据美国物理学家组织网6月29日报道,美国科学家找到了细胞因子SAMHD1蛋白抑制骨髓细胞感染HIV(艾滋病病毒)的机制,新研究扩展了人们对艾滋病患者免疫系统如何对付HIV以及HIV如何逃避免疫反应的理解,从而找到阻止HIV感染或者阻止其在感染者体内复制的新疗法。相关研究发表在6月30日出版的《自然》杂志上。
骨髓细胞是提供抗原的白血细胞的一个子集,对身体抵抗病毒和其他病原体的免疫反应非常重要。凯斯西储大学医学院艾滋病研究中心研究员杰克·斯科沃斯基的研究团队和美国斯托瓦斯医学研究所的迈克尔·沃什本领导的团队合作发现,SAMHD1蛋白能感应到诸如巨噬细胞和树状细胞等骨髓细胞感染到HIV-1病毒(HIV分为1型和2型,1型是目前全球流行的主要毒株,2型目前只在西非流行)和其他相关的免疫缺陷病毒,并阻止病毒副本在这些细胞内的合成,从而抑制HIV病毒感染。
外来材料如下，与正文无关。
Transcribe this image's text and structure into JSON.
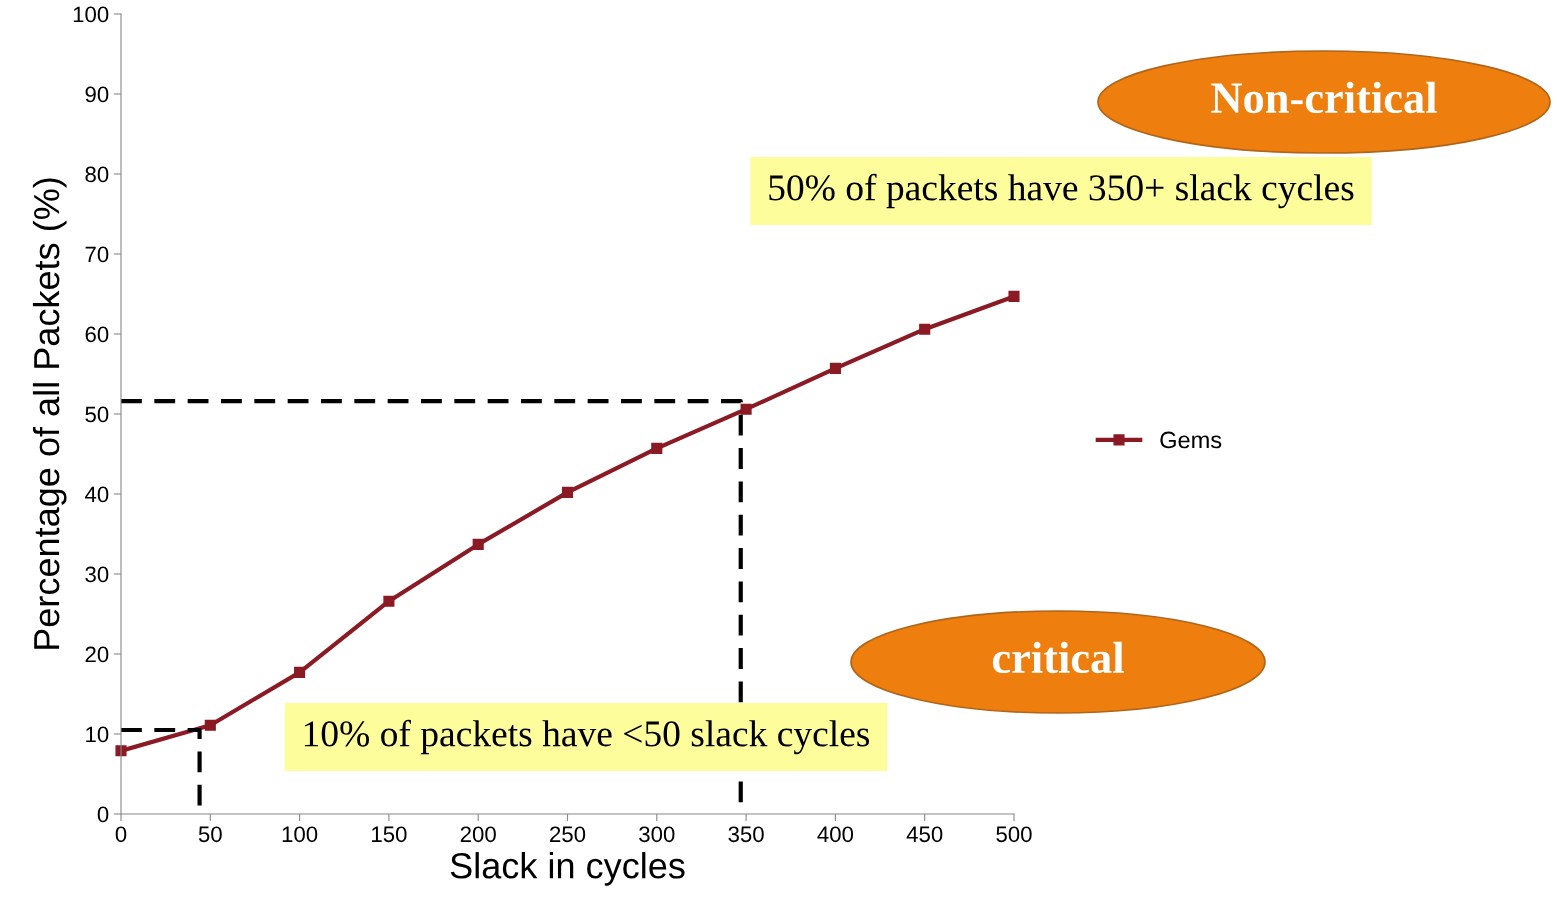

以前,科学家们一直认为,SAMHD1发生变异会引发一种名为AGS的症状,这种症状和先天病毒感染一样,要归咎于在病毒缺席时,免疫系统内干扰素的不适当诱导。因此,SAMHD1和其他引发AGS的细胞蛋白能摒弃细胞的核酸碎片,预防这种干扰素系统被不适当地激活。
现在,斯科沃斯基团队发现,除了能预防不适当的自身免疫反应发生之外, SAMHD1也能通过有效干预病毒核酸的产生从而抑制骨髓细胞感染HIV。
他们还发现,HIV-2和相关的免疫缺陷病毒(SIVsm/mac)能够通过使用它们编码的Vpx蛋白来干掉SAMHD1,从而越过骨髓细胞内的保护机制,使人感染病毒。然而,令人感兴趣的是,与HIV-1相比,诸如HIV-2等拥有Vpx的病毒更不容易引发疾病。斯科沃斯基表示,这可能是因为通过能在骨髓细胞内建立感染,HIV-2等病毒激起了比HIV-1更强烈的免疫反应。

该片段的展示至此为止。